Annem, ben küçükken bal ve zencefil içeren bir karışım hazırlardı. Tadını beğenmediğim, defalarca kez ardından su içmeme ya da ağzımdan cikarmama rağmen o şeyi bana icirirdi. Sorun şuydu ki, o şeyin tadı kötü değildi. Bunu yaşım biraz daha ilerleyince anlamıştım. Benim o zamanlar istediğim tek şey annemin ilgisiydi. Ben içmek istemesem de beni buna zorlayarak benimle daha fazla ilgilenmesini istiyordum sadece.
Ve simdi fark ediyorum ki;
Hasta olduğum günden beri belki de ihtiyacım olan şey ilaçlar değil, ilgiydi. Üstelik ben bu sefer bu durumu daha önce fark edememiştim.

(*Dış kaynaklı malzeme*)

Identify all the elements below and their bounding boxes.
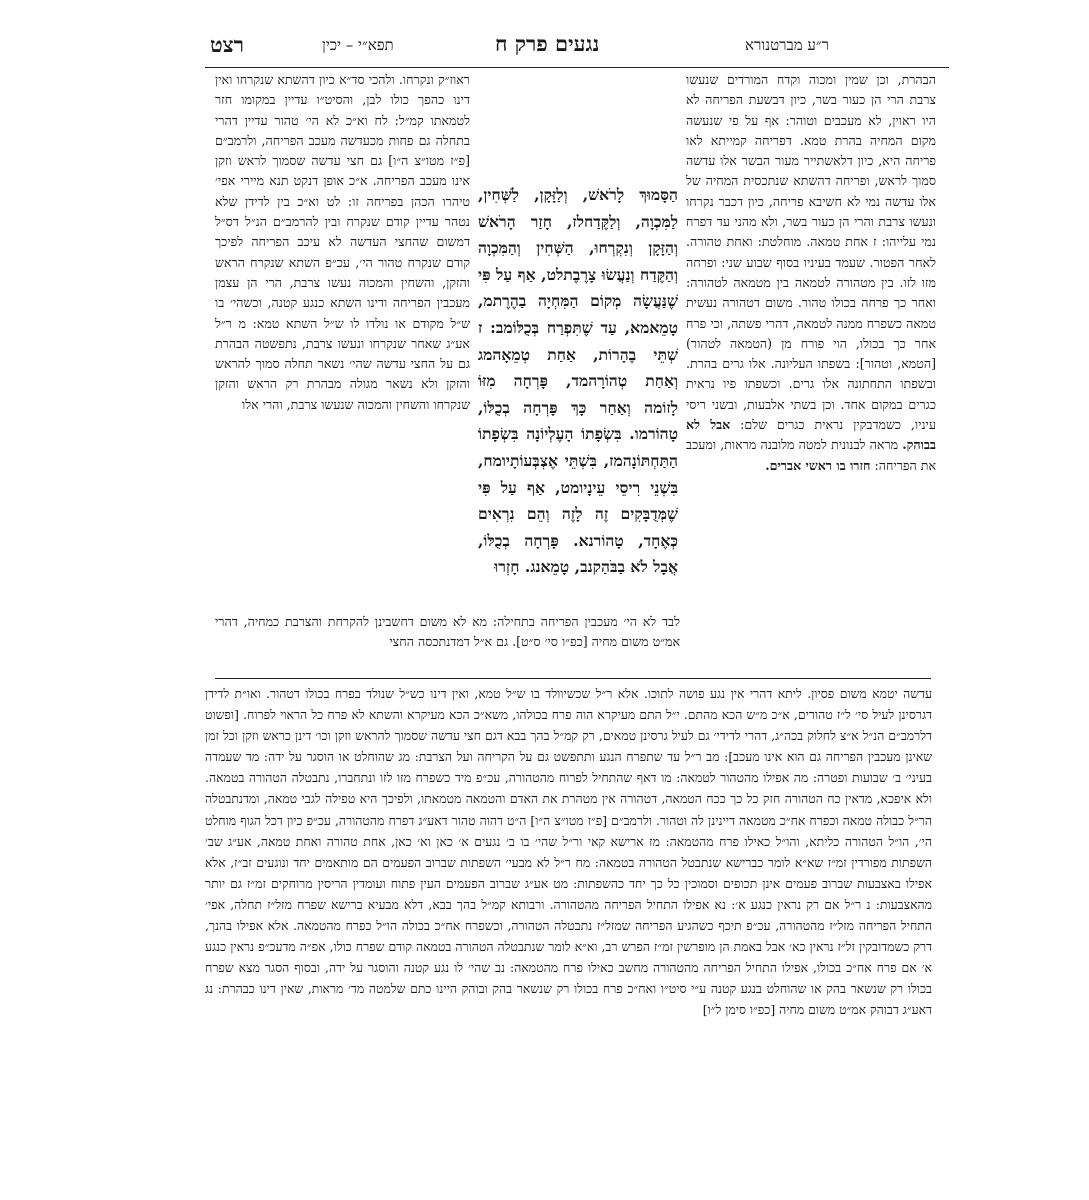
bottom-commentary	[205, 683, 932, 1021]
chapter-title: נגעים פרק ח	[495, 31, 600, 56]
section-divider	[215, 678, 931, 679]
mishnah-text: הַסָּמוּךְ לָרֹאשׁ, וְלַזָּקָן, לַשְּׁחִין, לַמִּכְוָה, וְלַקֶּדַחלז, חָזַר הָרֹאשׁ וְהַזָּקָן וְנִקְרְחוּ, הַשְּׁחִין וְהַמִּכְוָה וְהַקֶּדַח וְנַעֲשׂוּ צָרֶבֶתלט, אַף עַל פִּי שֶׁנַּעֲשָׂה מְקוֹם הַמִּחְיָה בַהֶרֶתמ, טָמֵאמא, עַד שֶׁתִּפְרַח בְּכֻלּוֹמב: ז שְׁתֵּי בֶהָרוֹת, אַחַת טְמֵאָהמג וְאַחַת טְהוֹרָהמד, פָּרְחָה מִזּוֹ לָזוֹמה וְאַחַר כָּךְ פָּרְחָה בְכֻלּוֹ, טָהוֹרמו. בִּשְׂפָתוֹ הָעֶלְיוֹנָה בִּשְׂפָתוֹ הַתַּחְתּוֹנָהמז, בִּשְׁתֵּי אֶצְבְּעוֹתָיומח, בִּשְׁנֵי רִיסֵי עֵינָיומט, אַף עַל פִּי שֶׁמְּדֻבָּקִים זֶה לָזֶה וְהֵם נִרְאִים כְּאֶחָד, טָהוֹרנא. פָּרְחָה בְכֻלּוֹ, אֲבָל לֹא בַבֹּהַקנב, טָמֵאנג. חָזְרוּ	[478, 185, 678, 577]
commentary-title: ר״ע מברטנורא	[745, 36, 829, 54]
bartenura-column	[686, 70, 936, 476]
header-rule	[205, 67, 949, 68]
continuation-text: לבד לא הי׳ מעכבין הפריחה בתחילה: מא לא משום דחשבינן להקרחת והצרבת כמחיה, דהרי אמ״ט משום מחיה [כפ״ו סי׳ ס״ט]. גם א״ל דמדנתכסה החצי	[215, 614, 680, 650]
bartenura-tail: מראה לבנונית למטה מלובנה מראות, ומעכב את הפריחה:	[686, 437, 936, 473]
bartenura-last-heading: חזרו בו ראשי אברים.	[765, 457, 871, 473]
page-number: רצט	[210, 32, 245, 57]
tiferet-yisrael-text: ראוז״ק ונקרחו. ולהכי סד״א כיון דהשתא שנקרחו ואין דינו כהפך כולו לבן, והסיט״ו עדיין במקומו חזר לטמאתו קמ״ל: לח וא״כ לא הי׳ טהור עדיין דהרי בתחלה גם פחות מכעדשה מעכב הפריחה, ולרמב״ם [פ״ז מטו״צ ה״ו] גם חצי עדשה שסמוך לראש וזקן אינו מעכב הפריחה. א״כ אופן דנקט תנא מיירי אפי׳ טיהרו הכהן בפריחה זו: לט וא״כ בין לדידן שלא נטהר עדיין קודם שנקרח ובין להרמב״ם הנ״ל דס״ל דמשום שהחצי העדשה לא עיכב הפריחה לפיכך קודם שנקרח טהור הי׳, עכ״פ השתא שנקרח הראש והזקן, והשחין והמכוה נעשו צרבת, הרי הן עצמן מעכבין הפריחה ודינו השתא כנגע קטנה, וכשהי׳ בו ש״ל מקודם או נולדו לו ש״ל השתא טמא: מ ר״ל אע״ג שאחר שנקרחו ונעשו צרבת, נתפשטה הבהרת גם על החצי עדשה שהי׳ נשאר תחלה סמוך להראש והזקן ולא נשאר מגולה מבהרת רק הראש והזקן שנקרחו והשחין והמכוה שנעשו צרבת, והרי אלו	[215, 72, 470, 412]
commentary-reference: תפא״י – יכין	[322, 36, 394, 54]
mishnah-text-column	[478, 182, 678, 581]
bartenura-bold-tail: אבל לא בבוהק.	[686, 417, 936, 453]
bottom-commentary-text: עדשה יטמא משום פסיון. ליתא דהרי אין נגע פושה לתוכו. אלא ר״ל שכשיוולד בו ש״ל טמא, ואין דינו כש״ל שנולד בפרח בכולו דטהור. ואו״ת לדידן דגרסינן לעיל סי׳ ל״ז טהורים, א״כ מ״ש הכא מהתם. י״ל התם מעיקרא הוה פרח בכולהו, משא״כ הכא מעיקרא והשתא לא פרח כל הראוי לפרוח. [ופשוט דלרמב״ם הנ״ל א״צ לחלוק בכה״ג, דהרי לדידי׳ גם לעיל גרסינן טמאים, רק קמ״ל בהך בבא דגם חצי עדשה שסמוך להראש וזקן וכו׳ דינן כראש וזקן וכל זמן שאינן מעכבין הפריחה גם הוא אינו מעכב]: מב ר״ל עד שתפרח הנגע ותתפשט גם על הקריחה ועל הצרבת: מג שהוחלט או הוסגר על ידה: מד שעמדה בעיני׳ ב׳ שבועות ופטרה: מה אפילו מהטהור לטמאה: מו דאף שהתחיל לפרוח מהטהורה, עכ״פ מיד כשפרח מזו לזו ונתחברו, נתבטלה הטהורה בטמאה. ולא איפכא, מדאין כח הטהורה חזק כל כך ככח הטמאה, דטהורה אין מטהרת את האדם והטמאה מטמאתו, ולפיכך היא טפילה לגבי טמאה, ומדנתבטלה הר״ל כבולה טמאה וכפרח אח״כ מטמאה דיינינן לה וטהור. ולרמב״ם [פ״ז מטו״צ ה״ו] ה״ט דהוה טהור דאע״ג דפרח מהטהורה, עכ״פ כיון דכל הגוף מוחלט הי׳, הו״ל הטהורה כליתא, והו״ל כאילו פרח מהטמאה: מז ארישא קאי ור״ל שהי׳ בו ב׳ נגעים א׳ כאן וא׳ כאן, אחת טהורה ואחת טמאה, אע״ג שב׳ השפתות מפורדין זמ״ז שא״א לומר כברישא שנתבטל הטהורה בטמאה: מח ר״ל לא מבעי׳ השפתות שברוב הפעמים הם מותאמים יחד ונוגעים זב״ז, אלא אפילו באצבעות שברוב פעמים אינן תכופים וסמוכין כל כך יחד כהשפתות: מט אע״ג שברוב הפעמים העין פתוח ועומדין הריסין מרוחקים זמ״ז גם יותר מהאצבעות: נ ר״ל אם רק נראין כנגע א׳: נא אפילו התחיל הפריחה מהטהורה. ורבותא קמ״ל בהך בבא, דלא מבעיא ברישא שפרח מזל״ז תחלה, אפי׳ התחיל הפריחה מזל״ז מהטהורה, עכ״פ תיכף כשהגיע הפריחה שמזל״ז נתבטלה הטהורה, וכשפרח אח״כ בכולה הו״ל כפרח מהטמאה. אלא אפילו בהנך, דרק כשמדובקין זל״ז נראין כא׳ אבל באמת הן מופרשין זמ״ז הפרש רב, וא״א לומר שנתבטלה הטהורה בטמאה קודם שפרח כולו, אפ״ה מדעכ״פ נראין כנגע א׳ אם פרח אח״כ בכולו, אפילו התחיל הפריחה מהטהורה מחשב כאילו פרח מהטמאה: נב שהי׳ לו נגע קטנה והוסגר על ידה, ובסוף הסגר מצא שפרח בכולו רק שנשאר בהק או שהוחלט בנגע קטנה ע״י סיט״ו ואח״כ פרח בכולו רק שנשאר בהק ובוהק היינו כתם שלמטה מד׳ מראות, שאין דינו כבהרת: נג דאע״ג דבוהק אמ״ט משום מחיה [כפ״ו סימן ל״ו]	[205, 686, 932, 1018]
tiferet-yisrael-column	[215, 70, 470, 415]
tiferet-yisrael-continuation	[215, 612, 680, 653]
bartenura-text: הבהרת, וכן שמין ומכוה וקדח המורדים שנעשו צרבת הרי הן כעור בשר, כיון דבשעת הפריחה לא היו ראוין, לא מעכבים וטוהר: אף על פי שנעשה מקום המחיה בהרת טמא. דפריחה קמייתא לאו פריחה היא, כיון דלאשתייר מעור הבשר אלו עדשה סמוך לראש, ופריחה דהשתא שנתכסית המחיה של אלו עדשה נמי לא חשיבא פריחה, כיון דכבר נקרחו ונעשו צרבת והרי הן כעור בשר, ולא מהני עד דפרח נמי עלייהו: ז אחת טמאה. מוחלטת: ואחת טהורה. לאחר הפטור. שעמד בעיניו בסוף שבוע שני: ופרחה מזו לזו. בין מטהורה לטמאה בין מטמאה לטהורה: ואחר כך פרחה בכולו טהור. משום דטהורה נעשית טמאה כשפרח ממנה לטמאה, דהרי פשתה, וכי פרח אחר כך בכולו, הוי פורח מן (הטמאה לטהור) [הטמא, וטהור]: בשפתו העליונה. אלו גרים בהרת. ובשפתו התחתונה אלו גרים. וכשפתו פיו נראית כגרים במקום אחד. וכן בשתי אלבעות, ובשני ריסי עיניו, כשמדבקין נראית כגרים שלם:	[686, 72, 936, 433]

Fark etmem için elimde tuttuğum -eskiden Kutay'ın olan- kupayı, uzun bir süre tükenmeyecek olan bitki çaylarımı ve yıkayıp temizlediğim pembe panteri yan yana koyarak en ortalarına da gözlerimi alamadığım şaheseri yerleştirmem gerekmişti. Bu şaheser; Üzümcüğün kapıma gelerek bana verdiği, üzerinde çikolata sosu kullanılarak büyük harflerle "GEÇMİŞ OLSUN" yazılmış dev kurabiyedi. Bu arada mecaz anlamda değil, kurabiye gerçekten de dev bir kurabiyeydi fakat içindeki çikolata parçacıkları ve biçimsiz şekliyle gözüme enfes gözüküyordu. Üzüm ile aramızda benim içimi ısıtan, onun ise gözlerine bir ışıltı yerleştiren tatlı bir ilişkimiz olmuştu. Hasta olduğumdan dolayı o tombul yanaklarını öpemiyordum fakat iyileştiğim an kapı komşumun ertelediğim davetine pembe panterimle birlikte icabet edecektik.
Evet, gelelim asıl konumuza. Kapı Komşusu Bey'in kahvaltı daveti ve söylediği gibi, iyileşmem icin her şeyi yapması...
Ben öylesine söylenmiş bir söz olarak düşünsem de, Kutay bunu ciddi bir şekilde söylediğini ve bu kahvaltı davetini ne kadar çok istediğini bana kanıtlamıştı. Neredeyse her gün kapımı tıklıyor ve bir ihtiyacım olup olmadığını soruyordu. Bir ihtiyacım olmadığını her seferinde ona söylesem de yine de usanmadan bana tekrar tekrar geçmiş olsun dileklerini iletmeye de devam ediyordu.
Halsizliğin yanında hala devam eden hapşırıklarımın da hafta sonuna kadar geçeceğini varsayarsak, Kutaya Pazar günü kahvaltıya geleceğimi söyleyen bir mesaj atabilirdim sanırım.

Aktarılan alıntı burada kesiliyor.